例え推薦状をもらえなかったとしても、わたしは王都に行ったはずだ。
金銭でも暴力でも何でもいい。
使えるものは全部使って目的を果たすために。
「子爵には話してみよう。……しかし時間はまだある。それまでは我々の元にいてくれるのだろう?」
「もちろん。ちょっとシルヴェストルを鍛えておこうって思っているから」
「ほう」
「一人でコボルト・ロードを倒せるくらいまでには強くしてみせるわ。少しはわたしの代わりになるでしょ?」
おいおいは彼も王都に集うことになるだろうけど、今はひたすら修行してもらっておこう。
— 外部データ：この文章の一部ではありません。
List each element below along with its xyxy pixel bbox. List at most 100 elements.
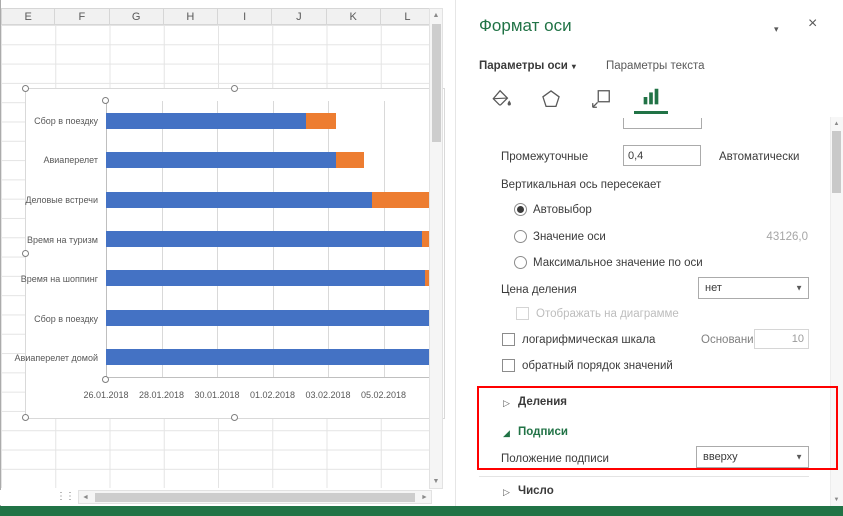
- category-label: Авиаперелет домой: [14, 353, 98, 364]
- scroll-left-icon[interactable]: ◄: [79, 491, 92, 503]
- log-scale-checkbox[interactable]: [502, 333, 515, 346]
- column-header-E[interactable]: E: [1, 8, 56, 25]
- plot-area: [106, 101, 439, 378]
- expanded-triangle-icon[interactable]: ◢: [503, 428, 510, 439]
- radio-maximum-value-label[interactable]: Максимальное значение по оси: [533, 257, 703, 269]
- column-header-H[interactable]: H: [163, 8, 218, 25]
- label-position-dropdown[interactable]: вверху ▼: [696, 446, 809, 468]
- bar-duration-segment[interactable]: [305, 112, 337, 129]
- collapsed-triangle-icon[interactable]: ▷: [503, 398, 510, 409]
- chevron-down-icon: ▼: [795, 452, 803, 462]
- column-header-I[interactable]: I: [218, 8, 273, 25]
- column-header-L[interactable]: L: [380, 8, 435, 25]
- collapsed-triangle-icon[interactable]: ▷: [503, 487, 510, 498]
- bar-start-segment[interactable]: [106, 270, 426, 287]
- scroll-down-icon[interactable]: ▼: [430, 475, 442, 488]
- x-tick-label: 30.01.2018: [194, 390, 240, 400]
- axis-crosses-heading: Вертикальная ось пересекает: [501, 179, 662, 191]
- x-tick-label: 28.01.2018: [138, 390, 185, 400]
- label-position-value: вверху: [703, 451, 738, 463]
- display-units-dropdown[interactable]: нет ▼: [698, 277, 809, 299]
- category-label: Сбор в поездку: [34, 115, 98, 126]
- label-position-label: Положение подписи: [501, 453, 609, 465]
- x-tick-label: 26.01.2018: [83, 390, 129, 400]
- pane-scroll-thumb[interactable]: [832, 131, 841, 193]
- column-headers: EFGHIJKL: [1, 8, 435, 25]
- section-number[interactable]: Число: [518, 485, 554, 497]
- show-units-label: Отображать на диаграмме: [536, 308, 679, 320]
- column-header-K[interactable]: K: [326, 8, 381, 25]
- bar-start-segment[interactable]: [106, 112, 306, 129]
- date-axis[interactable]: 26.01.2018 28.01.2018 30.01.2018 01.02.2018…: [83, 390, 439, 402]
- display-units-label: Цена деления: [501, 284, 577, 296]
- vertical-scroll-thumb[interactable]: [432, 24, 441, 142]
- x-tick-label: 01.02.2018: [249, 390, 296, 400]
- chart-resize-handle[interactable]: [231, 414, 238, 421]
- pane-icon-tabs: [484, 83, 668, 114]
- fill-line-icon[interactable]: [484, 83, 518, 114]
- scroll-up-icon[interactable]: ▲: [430, 9, 442, 22]
- radio-maximum-value[interactable]: [514, 256, 527, 269]
- category-label: Деловые встречи: [25, 194, 98, 205]
- tab-splitter-icon[interactable]: ⋮⋮: [56, 491, 75, 502]
- axis-selection-handle[interactable]: [102, 376, 109, 383]
- x-tick-label: 05.02.2018: [360, 390, 407, 400]
- bar-start-segment[interactable]: [106, 349, 439, 366]
- bar-start-segment[interactable]: [106, 231, 423, 247]
- bar-start-segment[interactable]: [106, 152, 337, 169]
- excel-window: EFGHIJKL Сбор в поездку Авиаперелет Деловы…: [0, 0, 843, 516]
- reverse-order-label[interactable]: обратный порядок значений: [522, 360, 673, 372]
- chart-resize-handle[interactable]: [22, 249, 29, 257]
- column-header-F[interactable]: F: [55, 8, 110, 25]
- radio-axis-value-label[interactable]: Значение оси: [533, 231, 606, 243]
- scroll-right-icon[interactable]: ►: [418, 491, 431, 503]
- column-header-J[interactable]: J: [272, 8, 327, 25]
- horizontal-scroll-thumb[interactable]: [95, 493, 415, 502]
- category-label: Авиаперелет: [43, 155, 99, 166]
- axis-value-amount: 43126,0: [766, 231, 808, 243]
- axis-selection-handle[interactable]: [102, 97, 109, 104]
- bar-start-segment[interactable]: [106, 309, 439, 326]
- radio-automatic-label[interactable]: Автовыбор: [533, 204, 592, 216]
- chart-resize-handle[interactable]: [231, 85, 238, 92]
- chevron-down-icon: ▼: [795, 283, 803, 293]
- pane-menu-caret-icon[interactable]: ▾: [774, 24, 779, 35]
- effects-icon[interactable]: [534, 83, 568, 114]
- column-header-G[interactable]: G: [109, 8, 164, 25]
- category-label: Время на туризм: [26, 234, 98, 245]
- tab-axis-options-label: Параметры оси: [479, 60, 568, 72]
- log-base-label: Основание: [701, 334, 760, 346]
- category-label: Сбор в поездку: [34, 313, 98, 324]
- pane-scroll-up-icon[interactable]: ▲: [830, 117, 843, 130]
- category-axis[interactable]: Сбор в поездку Авиаперелет Деловые встречи…: [15, 101, 102, 378]
- tab-axis-options[interactable]: Параметры оси ▾: [479, 60, 576, 72]
- minor-units-input[interactable]: [623, 145, 701, 166]
- status-bar: [0, 506, 843, 516]
- radio-axis-value[interactable]: [514, 230, 527, 243]
- major-units-field-partial: [623, 118, 702, 129]
- sheet-vertical-scrollbar[interactable]: ▲ ▼: [429, 8, 443, 489]
- category-label: Время на шоппинг: [20, 274, 98, 285]
- bar-duration-segment[interactable]: [336, 152, 365, 169]
- minor-units-auto-label: Автоматически: [719, 151, 800, 163]
- tab-text-options[interactable]: Параметры текста: [606, 60, 704, 72]
- pane-title: Формат оси: [479, 16, 572, 35]
- chevron-down-icon: ▾: [571, 62, 576, 71]
- pane-scroll-down-icon[interactable]: ▼: [830, 493, 843, 506]
- gantt-chart[interactable]: Сбор в поездку Авиаперелет Деловые встречи…: [15, 85, 445, 421]
- section-divider: [479, 476, 809, 477]
- reverse-order-checkbox[interactable]: [502, 359, 515, 372]
- axis-options-icon[interactable]: [634, 83, 668, 114]
- section-ticks[interactable]: Деления: [518, 396, 567, 408]
- chart-resize-handle[interactable]: [22, 414, 29, 421]
- bar-start-segment[interactable]: [106, 191, 373, 208]
- log-base-input[interactable]: [754, 329, 809, 349]
- size-properties-icon[interactable]: [584, 83, 618, 114]
- radio-automatic[interactable]: [514, 203, 527, 216]
- section-labels[interactable]: Подписи: [518, 426, 568, 438]
- sheet-horizontal-scrollbar[interactable]: ◄ ►: [78, 490, 432, 504]
- pane-close-button[interactable]: ×: [808, 15, 817, 33]
- chart-resize-handle[interactable]: [22, 85, 29, 92]
- spreadsheet-area: EFGHIJKL Сбор в поездку Авиаперелет Деловы…: [0, 0, 455, 506]
- log-scale-label[interactable]: логарифмическая шкала: [522, 334, 655, 346]
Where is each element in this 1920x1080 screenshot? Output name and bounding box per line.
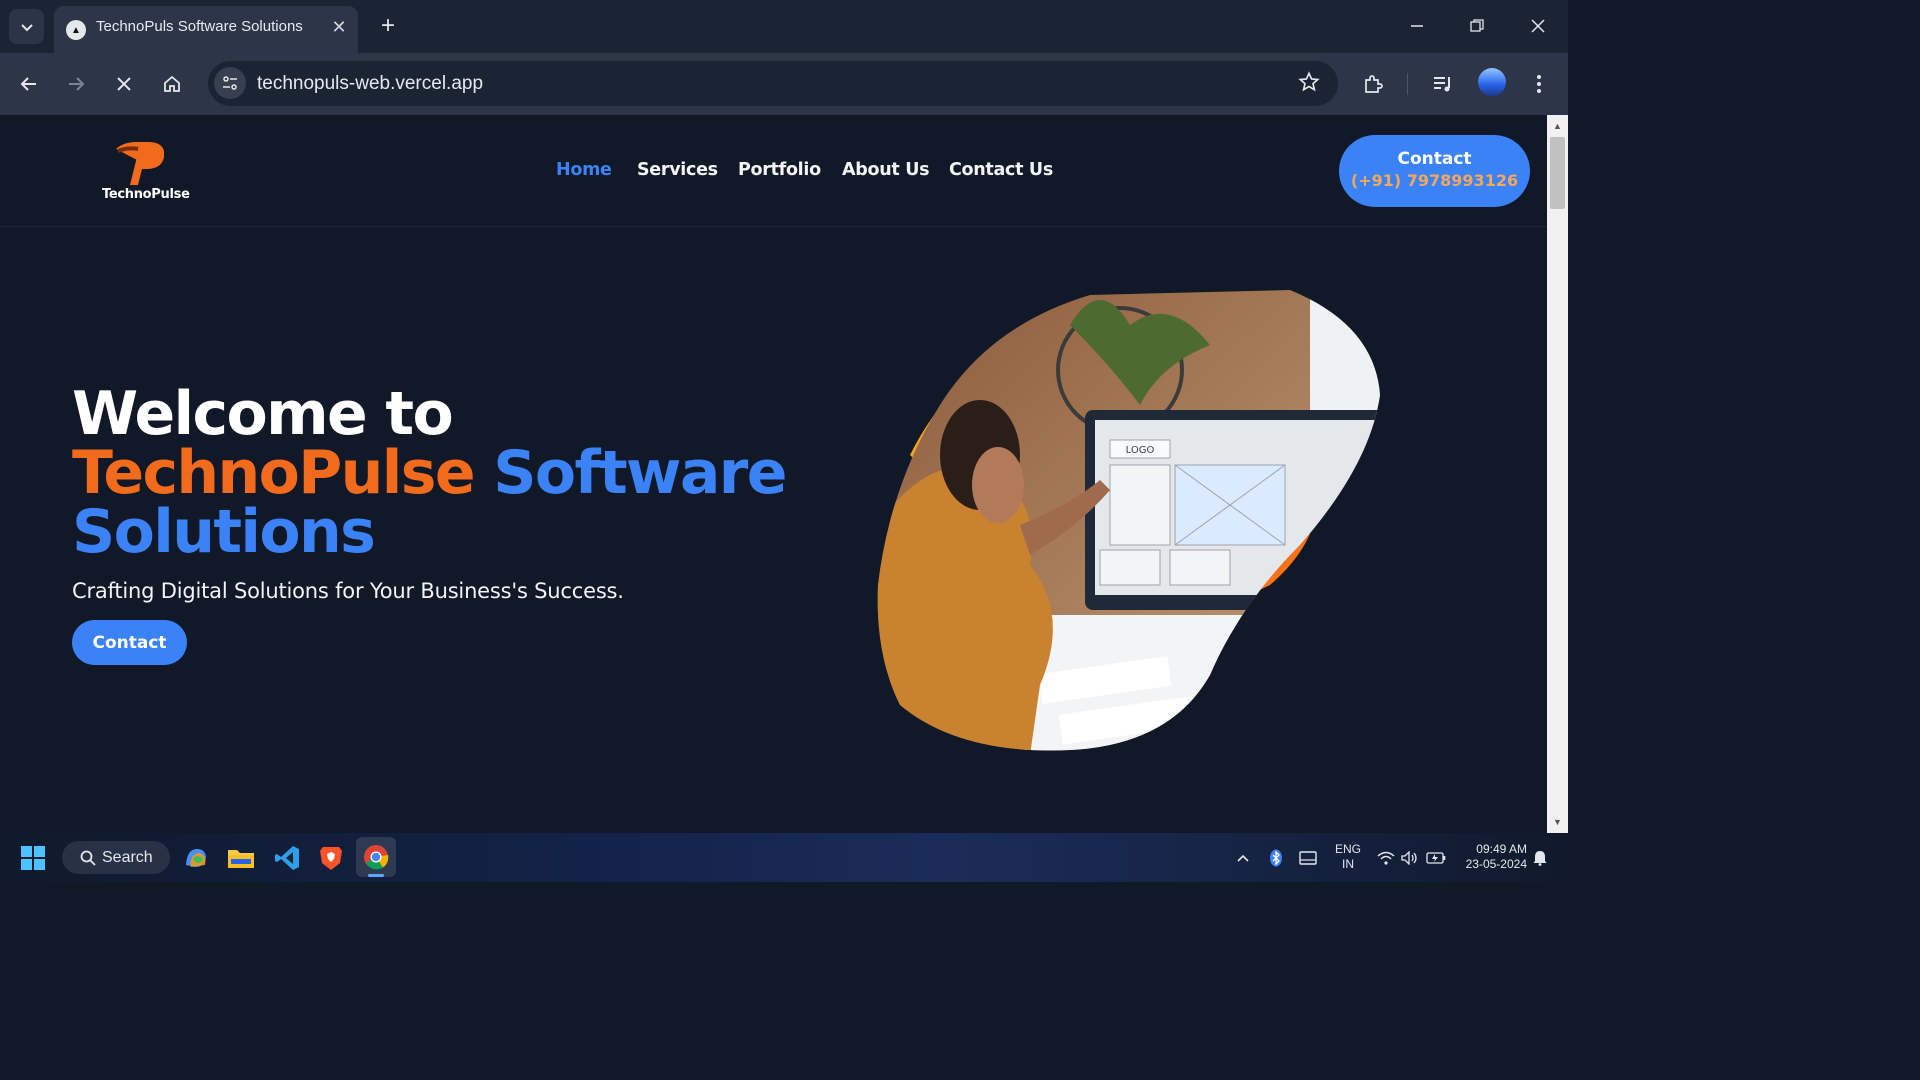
menu-icon[interactable] [1524, 69, 1554, 99]
active-indicator [368, 874, 384, 877]
hero-title-software: Software [493, 438, 787, 508]
header-contact-button[interactable]: Contact (+91) 7978993126 [1339, 135, 1530, 207]
taskbar-search[interactable]: Search [62, 841, 170, 874]
clock-time: 09:49 AM [1476, 842, 1527, 856]
profile-icon[interactable] [1478, 68, 1506, 96]
windows-taskbar: Search ENG IN 09:49 AM 23-05-2024 [0, 833, 1568, 882]
page-scrollbar[interactable]: ▲ ▼ [1547, 115, 1568, 833]
star-icon[interactable] [1298, 71, 1320, 99]
taskbar-search-label: Search [102, 848, 153, 866]
lang-line2: IN [1342, 857, 1354, 871]
minimize-icon[interactable] [1397, 10, 1437, 42]
chevron-up-icon[interactable] [1234, 841, 1252, 875]
clock-date: 23-05-2024 [1465, 857, 1527, 871]
hero-title-solutions: Solutions [72, 497, 376, 567]
file-explorer-icon[interactable] [226, 841, 256, 875]
home-icon[interactable] [157, 69, 187, 99]
notification-icon[interactable] [1532, 841, 1548, 875]
nav-contact-us[interactable]: Contact Us [949, 160, 1053, 180]
extensions-icon[interactable] [1358, 69, 1388, 99]
battery-icon[interactable] [1425, 841, 1447, 875]
close-icon[interactable]: ✕ [328, 16, 350, 38]
logo-text: TechnoPulse [102, 187, 190, 202]
stop-icon[interactable] [109, 69, 139, 99]
hero-title-line1: Welcome to [72, 379, 454, 449]
nav-home[interactable]: Home [556, 160, 612, 180]
tab-strip: ▲ TechnoPuls Software Solutions ✕ + [0, 0, 1568, 53]
windows-icon[interactable] [18, 841, 48, 875]
header-contact-label: Contact [1397, 149, 1472, 169]
browser-tab[interactable]: ▲ TechnoPuls Software Solutions ✕ [54, 6, 358, 53]
nav-services[interactable]: Services [637, 160, 718, 180]
restore-icon[interactable] [1457, 10, 1497, 42]
forward-icon[interactable] [61, 69, 91, 99]
copilot-icon[interactable] [182, 841, 210, 875]
web-page: TechnoPulse Home Services Portfolio Abou… [0, 115, 1547, 833]
toolbar-divider [1407, 73, 1408, 95]
language-indicator[interactable]: ENG IN [1332, 842, 1364, 872]
back-icon[interactable] [14, 69, 44, 99]
site-logo[interactable]: TechnoPulse [100, 139, 190, 203]
scroll-down-icon[interactable]: ▼ [1547, 813, 1568, 831]
nav-portfolio[interactable]: Portfolio [738, 160, 821, 180]
plus-icon[interactable]: + [374, 12, 402, 40]
hero-subtitle: Crafting Digital Solutions for Your Busi… [72, 579, 624, 603]
hero-contact-button[interactable]: Contact [72, 620, 187, 665]
bluetooth-icon[interactable] [1268, 841, 1284, 875]
chrome-icon [364, 845, 389, 870]
wifi-icon[interactable] [1376, 841, 1396, 875]
site-info-icon[interactable] [214, 67, 246, 99]
tab-list-button[interactable] [9, 9, 44, 44]
search-icon [80, 850, 96, 866]
favicon-icon: ▲ [66, 20, 86, 40]
tablet-icon[interactable] [1298, 841, 1318, 875]
clock[interactable]: 09:49 AM 23-05-2024 [1455, 842, 1527, 872]
browser-toolbar: technopuls-web.vercel.app [0, 53, 1568, 115]
chrome-taskbar-button[interactable] [356, 837, 396, 877]
hero-image: LOGO [877, 290, 1381, 751]
media-icon[interactable] [1428, 69, 1458, 99]
screen-logo-text: LOGO [1126, 445, 1155, 456]
address-bar[interactable]: technopuls-web.vercel.app [208, 61, 1338, 106]
nav-about-us[interactable]: About Us [842, 160, 930, 180]
vscode-icon[interactable] [272, 841, 302, 875]
hero-title: Welcome to TechnoPulse Software Solution… [72, 379, 787, 562]
lang-line1: ENG [1334, 842, 1361, 856]
site-header: TechnoPulse Home Services Portfolio Abou… [0, 115, 1547, 227]
url-text[interactable]: technopuls-web.vercel.app [257, 73, 483, 95]
header-contact-phone: (+91) 7978993126 [1350, 171, 1519, 190]
scroll-thumb[interactable] [1550, 137, 1565, 209]
scroll-up-icon[interactable]: ▲ [1547, 117, 1568, 135]
brave-icon[interactable] [318, 841, 344, 875]
tab-list-icon [20, 23, 33, 31]
tab-title: TechnoPuls Software Solutions [96, 18, 303, 35]
window-close-icon[interactable] [1518, 10, 1558, 42]
volume-icon[interactable] [1400, 841, 1420, 875]
logo-mark-icon [116, 141, 164, 185]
目標としては、ひと月みっちり修行して、レベルを20は上げる。
今のシルヴェストルのレベルは、たぶん19くらい。
40前後のレベルになれば、十層を守るコボルト・ゾンビとほぼ互角。
わたしが聖域魔法をかけてやれば、大魔境のデバフも無視できる。
大迷宮で
ともあれあれを倒すのを見届けた上で、王都に旅立ちたいものだ。
「シルヴェストルを気に入っているようだな」
「というか、何か危なっかしくて」
前世では常にわたしの先をいっていたシルヴェストルだったけど、今では逆転してしまった。
ならわたしが導いてやればいい。
あのプロスペールのぶった切ったことに関して、わたしは高く評価しているのだから。
「あれは強くなるかな?」
「なるわ」
そこだけは、自信満々にわたしは請け負ったのだ。